Here’s what I said about this dysfunctional dynamic in 2018:

Mainstream America is a largely urban/suburban group with considerable social and economic power — but for the moment, relatively little political power. It leans marginally more Democratic than Republican, and it really can’t stand the ignoramus in the White House parading around like he has any clue about public policy.

Does anyone believe that dynamic will be better this time around? Trump is even more divisive; people are even more polarized and convinced of their righteousness. So what happens to corporate organizations when that social mess collides with a Trump agenda that horrifies half the country — and the highly skilled, highly productive half, to boot? 

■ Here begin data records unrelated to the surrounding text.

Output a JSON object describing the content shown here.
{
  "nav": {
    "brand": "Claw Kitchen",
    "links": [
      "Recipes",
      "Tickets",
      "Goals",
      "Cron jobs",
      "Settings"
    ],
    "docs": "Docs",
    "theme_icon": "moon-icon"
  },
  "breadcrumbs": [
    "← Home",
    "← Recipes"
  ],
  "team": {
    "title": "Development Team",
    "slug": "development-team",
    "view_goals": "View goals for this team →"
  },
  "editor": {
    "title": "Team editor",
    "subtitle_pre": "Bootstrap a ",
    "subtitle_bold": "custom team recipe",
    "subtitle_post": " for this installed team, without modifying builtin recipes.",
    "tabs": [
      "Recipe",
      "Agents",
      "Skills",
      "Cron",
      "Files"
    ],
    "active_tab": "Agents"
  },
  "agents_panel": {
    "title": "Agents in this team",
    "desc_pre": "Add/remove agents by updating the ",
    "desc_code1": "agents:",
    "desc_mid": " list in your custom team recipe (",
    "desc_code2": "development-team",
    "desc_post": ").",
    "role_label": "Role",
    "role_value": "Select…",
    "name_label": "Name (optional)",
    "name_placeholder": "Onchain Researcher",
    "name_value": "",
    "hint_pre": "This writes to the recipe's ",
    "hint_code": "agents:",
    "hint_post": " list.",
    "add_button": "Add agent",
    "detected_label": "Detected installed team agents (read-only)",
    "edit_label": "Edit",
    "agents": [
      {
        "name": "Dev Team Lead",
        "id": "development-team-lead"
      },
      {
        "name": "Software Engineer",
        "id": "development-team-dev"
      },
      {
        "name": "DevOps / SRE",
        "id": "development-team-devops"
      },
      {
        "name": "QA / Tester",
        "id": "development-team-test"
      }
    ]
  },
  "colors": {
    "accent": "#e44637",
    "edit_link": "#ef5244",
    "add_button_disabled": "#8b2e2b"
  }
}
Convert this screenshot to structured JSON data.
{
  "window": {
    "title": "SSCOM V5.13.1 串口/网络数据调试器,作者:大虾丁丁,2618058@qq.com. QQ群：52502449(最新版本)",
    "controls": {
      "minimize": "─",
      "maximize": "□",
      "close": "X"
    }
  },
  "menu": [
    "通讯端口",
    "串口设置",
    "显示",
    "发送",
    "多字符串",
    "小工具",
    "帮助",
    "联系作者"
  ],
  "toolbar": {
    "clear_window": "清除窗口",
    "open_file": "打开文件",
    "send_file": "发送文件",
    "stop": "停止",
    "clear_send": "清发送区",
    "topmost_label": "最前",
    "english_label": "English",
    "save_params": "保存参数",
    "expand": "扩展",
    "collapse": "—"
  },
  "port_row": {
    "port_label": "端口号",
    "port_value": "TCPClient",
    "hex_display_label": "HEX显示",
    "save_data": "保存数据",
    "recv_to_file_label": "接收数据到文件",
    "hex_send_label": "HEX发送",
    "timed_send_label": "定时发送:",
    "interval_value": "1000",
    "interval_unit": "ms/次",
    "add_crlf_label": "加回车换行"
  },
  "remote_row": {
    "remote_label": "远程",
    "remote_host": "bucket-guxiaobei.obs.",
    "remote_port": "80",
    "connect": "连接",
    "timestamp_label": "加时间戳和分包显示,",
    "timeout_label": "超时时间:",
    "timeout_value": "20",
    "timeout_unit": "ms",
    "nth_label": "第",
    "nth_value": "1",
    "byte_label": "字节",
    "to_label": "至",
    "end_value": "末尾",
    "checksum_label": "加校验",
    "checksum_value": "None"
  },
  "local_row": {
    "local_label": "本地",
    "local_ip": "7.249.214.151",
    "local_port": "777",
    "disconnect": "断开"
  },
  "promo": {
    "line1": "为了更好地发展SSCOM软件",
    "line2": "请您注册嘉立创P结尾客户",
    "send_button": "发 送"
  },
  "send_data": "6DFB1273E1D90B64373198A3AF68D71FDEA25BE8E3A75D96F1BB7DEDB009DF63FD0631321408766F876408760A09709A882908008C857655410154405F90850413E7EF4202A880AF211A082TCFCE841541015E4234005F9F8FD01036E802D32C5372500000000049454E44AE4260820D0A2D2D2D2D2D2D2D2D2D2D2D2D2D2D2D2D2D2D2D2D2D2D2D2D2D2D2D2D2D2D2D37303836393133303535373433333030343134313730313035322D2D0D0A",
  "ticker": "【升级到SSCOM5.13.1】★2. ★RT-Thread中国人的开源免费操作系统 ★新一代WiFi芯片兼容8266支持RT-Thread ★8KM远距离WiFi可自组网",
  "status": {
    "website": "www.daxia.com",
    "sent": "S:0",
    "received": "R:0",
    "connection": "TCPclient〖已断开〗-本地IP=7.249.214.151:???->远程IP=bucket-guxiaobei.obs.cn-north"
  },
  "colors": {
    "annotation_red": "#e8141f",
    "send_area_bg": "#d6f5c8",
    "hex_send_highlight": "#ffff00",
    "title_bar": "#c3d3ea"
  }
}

For example, what happens if your company bids on contracts to provide goods and services to Trump’s migrant internment camps, and employees refuse to work on them? What if Trump sends soldiers to search your warehouse for undocumented workers, and employees rush their brown-skinned coworkers out the back door? What if your industry regulator tells you to terminate your diversity promotion goals immediately or face investigation — what do you tell your black and brown employees? How do you tell them that no really, we’re serious, the company cares about them and wants them to speak up about issues they see? 

These are the mundane headaches that will get worse under Trump. They will come for compliance, legal, and HR teams sooner rather than later, and good luck fostering a supportive ethical culture in that world.